During winter training many cyclists enjoy visiting the local gym and believe that strength training can help them perform better. But does strength training really help them?
First of all, strength training is not a magic tool to better performance. However, if you like to switch cycling training with other sports during the winter, weight lifting can be a good supplement to your bike training.
Even though so many cycling coaches have different opinions about weight lifting, there is probably a trend towards recommending strength training during the winter season. Several studies have shown that strength training may possible compensate for cycling training. However most of these studies are very small and in most cases tested on relatively untrained riders.
I believe there is a tendency that many riders overestimate the value of one specific training regime. If there was one clear answer to this question, every professional rider would use it.
Personally, I believe many riders can benefit from strength training and use it for most training programs during the winter season. Since the positive benefit from a scientific point of view is minimal (if any), I take other factors into consideration for example previous experience with strength training, injuries, motivation, success rate of training sessions etc.
So what should you do to benefit from weight lifting?
1. You need a squat rack
First of all, you need access to the right equipment for serious training. Actually, you don’t need any fancy equipment as long as you have access to a solid squat rack where you can perform the single most important exercise for cyclists. If you build a home gym, a squat rack should be your first priority (or second priority after a quality ergometer bike).
2. You need to learn how to squat
Secondly, you need help to learn proper technique for squatting.
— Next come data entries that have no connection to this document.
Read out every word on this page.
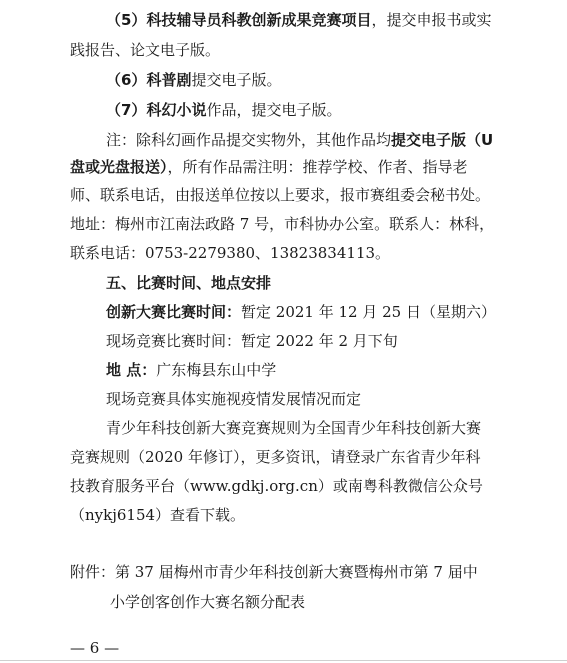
（5）科技辅导员科教创新成果竞赛项目，提交申报书或实
践报告、论文电子版。
（6）科普剧提交电子版。
（7）科幻小说作品，提交电子版。
注：除科幻画作品提交实物外，其他作品均提交电子版（U
盘或光盘报送），所有作品需注明：推荐学校、作者、指导老
师、联系电话，由报送单位按以上要求，报市赛组委会秘书处。
地址：梅州市江南法政路 7 号，市科协办公室。联系人：林科，
联系电话：0753-2279380、13823834113。
五、比赛时间、地点安排
创新大赛比赛时间：暂定 2021 年 12 月 25 日（星期六）
现场竞赛比赛时间：暂定 2022 年 2 月下旬
地 点：广东梅县东山中学
现场竞赛具体实施视疫情发展情况而定
青少年科技创新大赛竞赛规则为全国青少年科技创新大赛
竞赛规则（2020 年修订），更多资讯，请登录广东省青少年科
技教育服务平台（www.gdkj.org.cn）或南粤科教微信公众号
（nykj6154）查看下载。
附件：第 37 届梅州市青少年科技创新大赛暨梅州市第 7 届中
小学创客创作大赛名额分配表
— 6 —
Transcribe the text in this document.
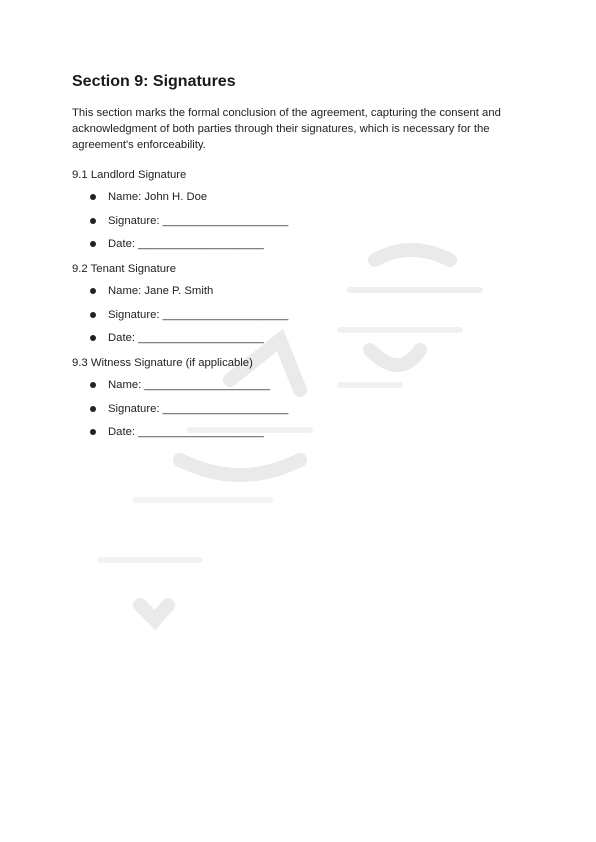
Section 9: Signatures

This section marks the formal conclusion of the agreement, capturing the consent and acknowledgment of both parties through their signatures, which is necessary for the agreement's enforceability.

9.1 Landlord Signature
Name: John H. Doe
Signature: ____________________
Date: ____________________
9.2 Tenant Signature
Name: Jane P. Smith
Signature: ____________________
Date: ____________________
9.3 Witness Signature (if applicable)
Name: ____________________
Signature: ____________________
Date: ____________________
Please notice that body dimension influence your technique. What is possible for one athlete might not work for you. Still it is possible to improve your technique and that way reduce the risk of injuries and increase your benefits from weight lifting. Ask a fitness instructor to help you and give feedback (and/or make a selfie video with your smartphone).
3. Focus on building strength, not hypertrophy
If you gain more muscle mass, you might be able to push more Watts and your sprinting power might improve. However, in most cases it would be wrong to focus on hypertrophy. Heavier legs will not make you ride faster because your Watts to kilogram ratio goes down. The problem is that a large muscle mass is heavy to carry and there is a dilution of mitochondrias in muscle cells. Thus, an increment of maximal strength made through hypertrophy will probably not result in a better overall cycling performance.
Instead, cyclists should focus on building neural strength because these strength gains won’t negatively influence aerobic performance. In fact there is some scientific trends indicating that if you’re be able to activate your muscles in a smarter and more efficient way, you can perform a more powerful stroke and ultimately increase your endurance.
Here is case story about how I successfully managed to increase strength without adding body weight.
4. Don’t spend too much time
Weight lifting is time consuming for most riders. So if you are limited on time, you’ll get more value for the time spend in the saddle. From a strict time effective point of view, weight lifting should be avoided. In stead stick to your quality cycling training regime.
Does weight lifting make you ride faster?
Maybe, but there is no guarantee. So be realistic about what you can achieve with strength training. It’s a great supplement (or substitute) for your winter cycling. And if you make a few tweaks to your current weight lifting program, you can probably achieve even better results.